TOURiBOOST
A story placed in Villaggio Artigiano Modena - Italy
Am I or am I not the local Priest?
Can you see the triangular shape of this place? This is the typical shape of Villaggio Artigiano. It marks the landscape and it can be seen from a distance. It has been in constant communication with the rest of the city, Modena, for decades. But at the same time, this particular triangle-shaped piece of land has been, for me and my friends, like a fortress. The Village has got a great character and has a marvellous story to tell. In fact, everybody comes to me and ask. If I'm in the mood and maybe over a good glass of red wine, I remember and tell the story with pleasure. Am I or am I not the local priest? After all, I know everyone's secrets!
..after the II WW....
All began just after the II World War.
In that period, the whole country was under reconstruction and people came from the experience of the partisan liberation struggle by the Nazi-Fascists, particularly in the area of Modena and Emilia Romagna. At that time already, the province of Modena had a high level of population and production density and, in the post-war years, it experienced an impetuous economic development: ceramics, textiles and clothing, biomedical, metalworking – especially in Modena – and food industry. At the beginning of the 1940s, some very important companies such as FIAT, Maserati and Ferrari were already present in Modena.

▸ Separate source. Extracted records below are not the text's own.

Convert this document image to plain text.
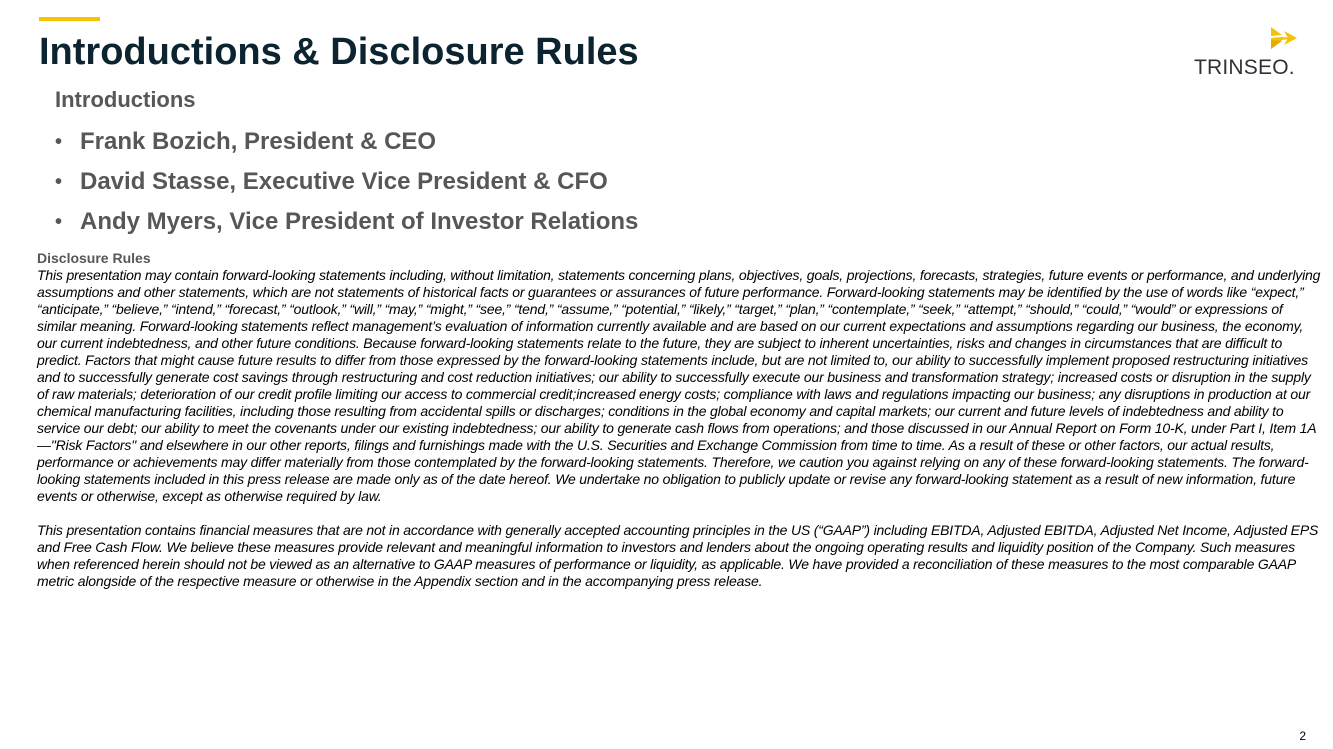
Introductions & Disclosure Rules	TRINSEO.
Introductions
• Frank Bozich, President & CEO
• David Stasse, Executive Vice President & CFO
• Andy Myers, Vice President of Investor Relations
Disclosure Rules

This presentation may contain forward-looking statements including, without limitation, statements concerning plans, objectives, goals, projections, forecasts, strategies, future events or performance, and underlying assumptions and other statements, which are not statements of historical facts or guarantees or assurances of future performance. Forward-looking statements may be identified by the use of words like “expect,” “anticipate,” “believe,” “intend,” “forecast,” “outlook,” “will,” “may,” “might,” “see,” “tend,” “assume,” “potential,” “likely,” “target,” “plan,” “contemplate,” “seek,” “attempt,” “should,” “could,” “would” or expressions of similar meaning. Forward-looking statements reflect management’s evaluation of information currently available and are based on our current expectations and assumptions regarding our business, the economy, our current indebtedness, and other future conditions. Because forward-looking statements relate to the future, they are subject to inherent uncertainties, risks and changes in circumstances that are difficult to predict. Factors that might cause future results to differ from those expressed by the forward-looking statements include, but are not limited to, our ability to successfully implement proposed restructuring initiatives and to successfully generate cost savings through restructuring and cost reduction initiatives; our ability to successfully execute our business and transformation strategy; increased costs or disruption in the supply of raw materials; deterioration of our credit profile limiting our access to commercial credit;increased energy costs; compliance with laws and regulations impacting our business; any disruptions in production at our chemical manufacturing facilities, including those resulting from accidental spills or discharges; conditions in the global economy and capital markets; our current and future levels of indebtedness and ability to service our debt; our ability to meet the covenants under our existing indebtedness; our ability to generate cash flows from operations; and those discussed in our Annual Report on Form 10-K, under Part I, Item 1A —"Risk Factors" and elsewhere in our other reports, filings and furnishings made with the U.S. Securities and Exchange Commission from time to time. As a result of these or other factors, our actual results, performance or achievements may differ materially from those contemplated by the forward-looking statements. Therefore, we caution you against relying on any of these forward-looking statements. The forward-looking statements included in this press release are made only as of the date hereof. We undertake no obligation to publicly update or revise any forward-looking statement as a result of new information, future events or otherwise, except as otherwise required by law.

This presentation contains financial measures that are not in accordance with generally accepted accounting principles in the US (“GAAP”) including EBITDA, Adjusted EBITDA, Adjusted Net Income, Adjusted EPS and Free Cash Flow. We believe these measures provide relevant and meaningful information to investors and lenders about the ongoing operating results and liquidity position of the Company. Such measures when referenced herein should not be viewed as an alternative to GAAP measures of performance or liquidity, as applicable. We have provided a reconciliation of these measures to the most comparable GAAP metric alongside of the respective measure or otherwise in the Appendix section and in the accompanying press release.

2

The birth of Villaggio Artigiano
But in the years following the war many of the businesses that grew during Fascism went into crisis and the majority of those entrepreneurs reacted by unleashing a violent offensive against the working class. As a reaction process, starting in 1945, many dismissed workers decided to start their own business and some small companies arose in Modena, founded mainly by former factory workers of the city, blacksmiths, tinsmiths, carpenters and even peasants.
In this context, Alfeo Corassori, the first Mayor after the Liberation and the urban planner Mario Alberto Pucci, had a brilliant and audacious political intuition. They wanted to create a new neighbourhood that could tie together life and work, know-how and industry, production chain and local community. This was the Villaggio Artigiano (Artisanal Village), built in 1953 in the Madonnina neighbourhood. It is the first model of industrial area created in Italy: an equipped artisan district, developed on an area that sits in-between the city and the countryside, focused on the size of the small artisan entrepreneur for the economic revitalization of Modena. A real public ante-litteram social innovation intervention. Mayor Corassori believed very much in this bet on the future, to the point of organizing meetings with unemployed workers to convince them to take the risk, to accept the economic and personal sacrifice necessary to start a company. And he succeeded! The Villaggio Artigiano was built on an area of 15 hectares, from which 74 lots were obtained, in which as many businesses took up residence within three or four years.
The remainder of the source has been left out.